The Supreme Court of Canada has unanimously clarified several features of the crown’s duty to consult with and accommodate indigenous populations before project approvals are granted. The companion decisions of Canada’s top court in Clyde River (Hamlet) v. Petroleum Geo-Services Inc. and Chippewas of the Thames First Nation v. Enbridge Pipelines Inc. clarify when the duty to consult is triggered; confirmed that the Crown can discharge its duty to consult through the project approval process undertaken by the regulatory body (including the National Energy Board, which, for the most part, had declined to assess how a project affected aboriginal or treaty rights); and illustrated how to, and how not to, discharge the duty.

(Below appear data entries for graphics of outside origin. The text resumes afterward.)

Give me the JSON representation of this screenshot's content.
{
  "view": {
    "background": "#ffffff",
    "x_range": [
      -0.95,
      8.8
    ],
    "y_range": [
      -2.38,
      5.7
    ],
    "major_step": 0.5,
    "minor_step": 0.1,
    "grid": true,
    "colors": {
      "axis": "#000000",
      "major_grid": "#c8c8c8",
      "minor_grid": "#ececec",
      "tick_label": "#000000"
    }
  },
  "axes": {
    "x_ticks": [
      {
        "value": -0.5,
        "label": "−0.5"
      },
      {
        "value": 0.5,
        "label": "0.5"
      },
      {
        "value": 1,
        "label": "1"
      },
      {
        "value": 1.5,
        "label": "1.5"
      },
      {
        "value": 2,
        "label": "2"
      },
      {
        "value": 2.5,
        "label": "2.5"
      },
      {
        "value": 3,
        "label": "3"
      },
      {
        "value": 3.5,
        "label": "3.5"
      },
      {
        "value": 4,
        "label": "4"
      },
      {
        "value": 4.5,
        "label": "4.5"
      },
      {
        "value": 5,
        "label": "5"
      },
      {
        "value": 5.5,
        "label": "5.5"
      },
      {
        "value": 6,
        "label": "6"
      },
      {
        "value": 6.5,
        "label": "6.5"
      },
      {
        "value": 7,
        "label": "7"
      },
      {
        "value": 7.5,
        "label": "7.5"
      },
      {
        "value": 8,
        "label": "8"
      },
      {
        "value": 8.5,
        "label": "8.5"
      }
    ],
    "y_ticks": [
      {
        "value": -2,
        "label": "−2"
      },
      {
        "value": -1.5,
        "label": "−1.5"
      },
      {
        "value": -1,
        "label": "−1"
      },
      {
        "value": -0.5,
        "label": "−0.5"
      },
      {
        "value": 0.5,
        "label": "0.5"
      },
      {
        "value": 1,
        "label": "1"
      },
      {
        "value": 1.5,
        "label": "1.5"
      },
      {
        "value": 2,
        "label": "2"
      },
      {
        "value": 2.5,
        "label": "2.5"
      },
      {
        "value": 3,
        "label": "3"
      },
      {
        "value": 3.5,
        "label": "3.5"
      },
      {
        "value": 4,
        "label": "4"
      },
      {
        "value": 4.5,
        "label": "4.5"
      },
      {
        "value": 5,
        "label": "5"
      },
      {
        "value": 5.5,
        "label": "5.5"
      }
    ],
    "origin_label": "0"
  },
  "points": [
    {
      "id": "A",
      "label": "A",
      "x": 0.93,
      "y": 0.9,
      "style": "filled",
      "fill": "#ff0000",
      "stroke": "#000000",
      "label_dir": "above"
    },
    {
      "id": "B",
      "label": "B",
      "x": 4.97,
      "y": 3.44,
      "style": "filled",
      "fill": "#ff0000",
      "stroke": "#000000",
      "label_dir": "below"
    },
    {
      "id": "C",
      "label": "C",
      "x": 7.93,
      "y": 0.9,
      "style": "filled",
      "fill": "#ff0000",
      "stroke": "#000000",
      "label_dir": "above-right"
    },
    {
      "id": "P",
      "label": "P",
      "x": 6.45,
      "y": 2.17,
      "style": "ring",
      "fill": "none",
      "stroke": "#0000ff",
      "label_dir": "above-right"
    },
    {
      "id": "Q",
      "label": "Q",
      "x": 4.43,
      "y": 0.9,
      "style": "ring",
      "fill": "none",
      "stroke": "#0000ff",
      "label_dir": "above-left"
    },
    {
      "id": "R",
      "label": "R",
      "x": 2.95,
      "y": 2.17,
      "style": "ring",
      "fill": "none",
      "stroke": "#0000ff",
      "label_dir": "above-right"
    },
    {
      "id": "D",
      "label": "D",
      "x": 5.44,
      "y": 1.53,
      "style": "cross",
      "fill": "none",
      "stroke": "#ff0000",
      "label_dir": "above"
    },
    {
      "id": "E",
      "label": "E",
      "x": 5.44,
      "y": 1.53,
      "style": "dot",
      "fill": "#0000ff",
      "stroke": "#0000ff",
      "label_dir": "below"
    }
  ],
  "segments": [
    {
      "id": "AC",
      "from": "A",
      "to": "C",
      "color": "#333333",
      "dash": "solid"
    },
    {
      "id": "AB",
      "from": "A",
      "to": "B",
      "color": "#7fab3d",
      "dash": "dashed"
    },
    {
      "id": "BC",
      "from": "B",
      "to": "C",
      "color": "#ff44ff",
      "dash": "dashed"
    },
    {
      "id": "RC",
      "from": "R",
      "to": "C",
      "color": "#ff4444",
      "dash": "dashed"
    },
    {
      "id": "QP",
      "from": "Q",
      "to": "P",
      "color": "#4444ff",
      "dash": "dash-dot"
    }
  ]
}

These decisions set out benchmarks for discharging the duty to consult, and, while the duty to consult is the crown’s obligation, project proponents are often left to carry out or bolster the consultation process. Without the duty being discharged, a project approval process cannot proceed, and, therefore, it is essential that the project proponent ensure the crown’s duty is discharged. This can mean paying for participation in the process by affected aboriginal parties, for example, or providing the requisite information about the project to the affected parties so that consultation can be robust.
Therefore, while the court was clear that each situation should be viewed independently, the court provides an illustrative roadmap for discharging the duty to consult and, in doing so, has reduced some of the uncertainty plaguing Canadian project approvals.